My ambition is to get the Encyclopedia into the twenty-first century by making a digital edition with the entries properly linked to each with cross-links, hot-links like a Wikipedia page. It could be online and searchable and even in an app with different terminology for a hand-phone or an iPad. That way someone standing in a temple can look up more information on the spot.

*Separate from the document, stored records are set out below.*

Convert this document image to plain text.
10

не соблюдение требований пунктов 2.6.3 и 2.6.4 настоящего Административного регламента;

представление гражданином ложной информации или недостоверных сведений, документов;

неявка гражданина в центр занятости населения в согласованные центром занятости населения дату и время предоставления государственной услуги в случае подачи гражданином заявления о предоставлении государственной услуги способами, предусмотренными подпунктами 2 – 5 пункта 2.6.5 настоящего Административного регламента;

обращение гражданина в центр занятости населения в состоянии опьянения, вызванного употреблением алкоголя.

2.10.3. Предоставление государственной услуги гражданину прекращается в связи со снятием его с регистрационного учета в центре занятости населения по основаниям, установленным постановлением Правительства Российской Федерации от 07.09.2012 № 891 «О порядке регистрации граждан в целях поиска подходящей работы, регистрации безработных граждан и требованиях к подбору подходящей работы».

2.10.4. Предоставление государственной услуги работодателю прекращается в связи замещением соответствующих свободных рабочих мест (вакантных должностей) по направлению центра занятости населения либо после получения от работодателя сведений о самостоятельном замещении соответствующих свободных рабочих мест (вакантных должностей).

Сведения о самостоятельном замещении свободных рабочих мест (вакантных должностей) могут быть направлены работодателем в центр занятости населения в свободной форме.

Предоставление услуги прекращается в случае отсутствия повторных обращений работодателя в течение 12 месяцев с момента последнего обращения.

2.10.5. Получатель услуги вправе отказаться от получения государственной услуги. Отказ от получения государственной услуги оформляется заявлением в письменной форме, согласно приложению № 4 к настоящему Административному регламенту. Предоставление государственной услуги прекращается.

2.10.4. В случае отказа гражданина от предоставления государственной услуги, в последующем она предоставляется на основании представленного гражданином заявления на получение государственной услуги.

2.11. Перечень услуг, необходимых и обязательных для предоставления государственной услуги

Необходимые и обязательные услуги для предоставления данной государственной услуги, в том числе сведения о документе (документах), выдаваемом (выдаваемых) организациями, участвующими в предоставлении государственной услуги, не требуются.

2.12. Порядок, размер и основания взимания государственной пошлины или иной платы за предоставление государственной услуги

I want to digitalize my works so the public can use them as digital information sources. I’ve broken my book about the sanshin mountain spirits into a few different sections, and I plan to publish those in a self-publishing, digital, downloadable fashion so that people can read them on a Kindle or an iPad or a hard copy, as they choose. Digitalization would also permit cross-linking and enlarged photos and everything else that goes with digital content. For someone who is already fifty-seven years old, it can be a little difficult to get going with this twenty-first-century technology, but I’m trying my best to figure out how it works.

You’ve also been giving lectures for the Royal Asiatic Society?

Guiding a tour on Jindo Island

Yes, I would have to say I’ve been keeping pretty busy. I do half a dozen public lectures every year for various organizations. I guide maybe twenty to twenty-five tours every year recently for various organizations, tours to mountain areas and temples and shaman areas and Confucian shrines. I’m showing Korea’s traditional culture in a very personal way to those clients who are interested. I give lectures for universities and organizations like the Royal Asiatic Society, explaining Korean culture in English, trying to say something interesting that foreign audiences can get something out of it.

All this is in addition to your teaching career.

I am now with Chung-Ang University in southern Seoul, south of the Han River. Chung-Ang is another one of the top ten or fifteen universities, a big school with a great reputation. They’re treating me well, and I have good students. So I might be there for the duration of my career, for eight more years.